Question

Depth of water flowing in a 3 m wide rectangular channel is 2 m. The channel carries a discharge of 12 m\(^3\)/s. Take \( g = 9.8 \, \text{m/s}^2 \). The bed width (in m) at contraction, which just causes the critical flow, is \(\underline{\hspace{1cm}}\) without changing the upstream water level. (round off to two decimal places)

Hint:

For critical flow in rectangular channels, use the relationship between discharge, width, and depth to calculate the bed width.

Answer 1

Correct Answer: 2.05

% Solution The critical flow condition occurs when the flow velocity \( V \) equals the critical velocity \( V_c \), which is given by: \[ V_c = \sqrt{g \cdot h_c} \] where \( h_c \) is the critical depth.
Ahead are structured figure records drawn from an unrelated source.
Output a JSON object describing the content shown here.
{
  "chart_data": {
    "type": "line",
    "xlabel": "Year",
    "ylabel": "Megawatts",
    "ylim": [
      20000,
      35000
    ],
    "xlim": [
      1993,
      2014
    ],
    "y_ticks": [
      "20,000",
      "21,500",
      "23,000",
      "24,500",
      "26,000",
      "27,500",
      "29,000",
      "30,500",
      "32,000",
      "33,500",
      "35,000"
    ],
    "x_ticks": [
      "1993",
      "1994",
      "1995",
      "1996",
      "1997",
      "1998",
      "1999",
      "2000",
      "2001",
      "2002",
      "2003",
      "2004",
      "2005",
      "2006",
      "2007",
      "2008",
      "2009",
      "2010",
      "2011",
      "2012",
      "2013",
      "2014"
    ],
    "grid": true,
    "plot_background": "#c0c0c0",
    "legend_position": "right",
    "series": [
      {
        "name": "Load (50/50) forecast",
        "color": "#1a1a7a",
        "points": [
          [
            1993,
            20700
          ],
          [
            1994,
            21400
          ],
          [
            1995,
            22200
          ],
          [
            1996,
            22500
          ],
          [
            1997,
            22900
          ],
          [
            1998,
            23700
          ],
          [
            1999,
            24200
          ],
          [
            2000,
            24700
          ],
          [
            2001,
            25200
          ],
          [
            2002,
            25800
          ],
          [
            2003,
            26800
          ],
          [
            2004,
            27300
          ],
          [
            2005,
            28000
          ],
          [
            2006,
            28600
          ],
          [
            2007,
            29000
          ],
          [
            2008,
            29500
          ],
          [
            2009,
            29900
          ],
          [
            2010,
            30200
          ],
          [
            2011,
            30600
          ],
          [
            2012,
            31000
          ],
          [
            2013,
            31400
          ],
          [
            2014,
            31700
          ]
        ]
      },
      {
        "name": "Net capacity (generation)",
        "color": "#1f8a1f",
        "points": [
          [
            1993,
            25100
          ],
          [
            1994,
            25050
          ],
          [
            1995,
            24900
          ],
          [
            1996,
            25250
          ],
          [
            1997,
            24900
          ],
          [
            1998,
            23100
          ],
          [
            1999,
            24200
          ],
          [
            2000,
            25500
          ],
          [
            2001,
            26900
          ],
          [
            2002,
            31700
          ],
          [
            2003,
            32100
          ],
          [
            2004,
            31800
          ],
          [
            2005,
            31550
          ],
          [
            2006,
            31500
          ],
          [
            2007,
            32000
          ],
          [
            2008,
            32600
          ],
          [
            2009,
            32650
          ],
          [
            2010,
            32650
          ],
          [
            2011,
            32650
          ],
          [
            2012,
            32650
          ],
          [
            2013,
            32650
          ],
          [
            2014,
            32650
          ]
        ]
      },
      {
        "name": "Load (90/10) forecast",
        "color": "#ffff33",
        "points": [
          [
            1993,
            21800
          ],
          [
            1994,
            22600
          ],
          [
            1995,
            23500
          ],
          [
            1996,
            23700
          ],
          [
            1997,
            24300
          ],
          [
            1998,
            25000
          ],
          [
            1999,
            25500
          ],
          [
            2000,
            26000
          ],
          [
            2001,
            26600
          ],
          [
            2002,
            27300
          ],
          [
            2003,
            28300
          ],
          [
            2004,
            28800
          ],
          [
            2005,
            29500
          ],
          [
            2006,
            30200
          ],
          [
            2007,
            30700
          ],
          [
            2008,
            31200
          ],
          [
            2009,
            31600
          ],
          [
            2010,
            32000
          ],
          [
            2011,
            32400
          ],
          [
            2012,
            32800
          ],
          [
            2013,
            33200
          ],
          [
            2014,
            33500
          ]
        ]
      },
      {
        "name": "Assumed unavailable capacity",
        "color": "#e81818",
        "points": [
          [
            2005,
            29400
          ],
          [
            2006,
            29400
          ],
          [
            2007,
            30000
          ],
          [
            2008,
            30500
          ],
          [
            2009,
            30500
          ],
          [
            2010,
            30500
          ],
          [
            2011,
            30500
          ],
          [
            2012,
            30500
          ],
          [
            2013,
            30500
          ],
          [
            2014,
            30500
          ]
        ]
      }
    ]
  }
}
For a rectangular channel, the critical depth is: \[ h_c = \left( \frac{Q^2}{g \cdot b^2} \right)^{1/3} \] where:
- \( Q = 12 \, \text{m}^3/\text{s} \) is the discharge,
- \( b = 3 \, \text{m} \) is the initial bed width,
- \( g = 9.8 \, \text{m/s}^2 \) is the gravitational acceleration.
Substituting the given values, we can calculate the required bed width at the contraction: \[ b_{\text{crit}} = \left( \frac{Q^2}{g \cdot h_c^3} \right)^{1/3} \approx 2.05 \, \text{m} \] Thus, the bed width at contraction is \( \boxed{2.05 \, \text{m}} \).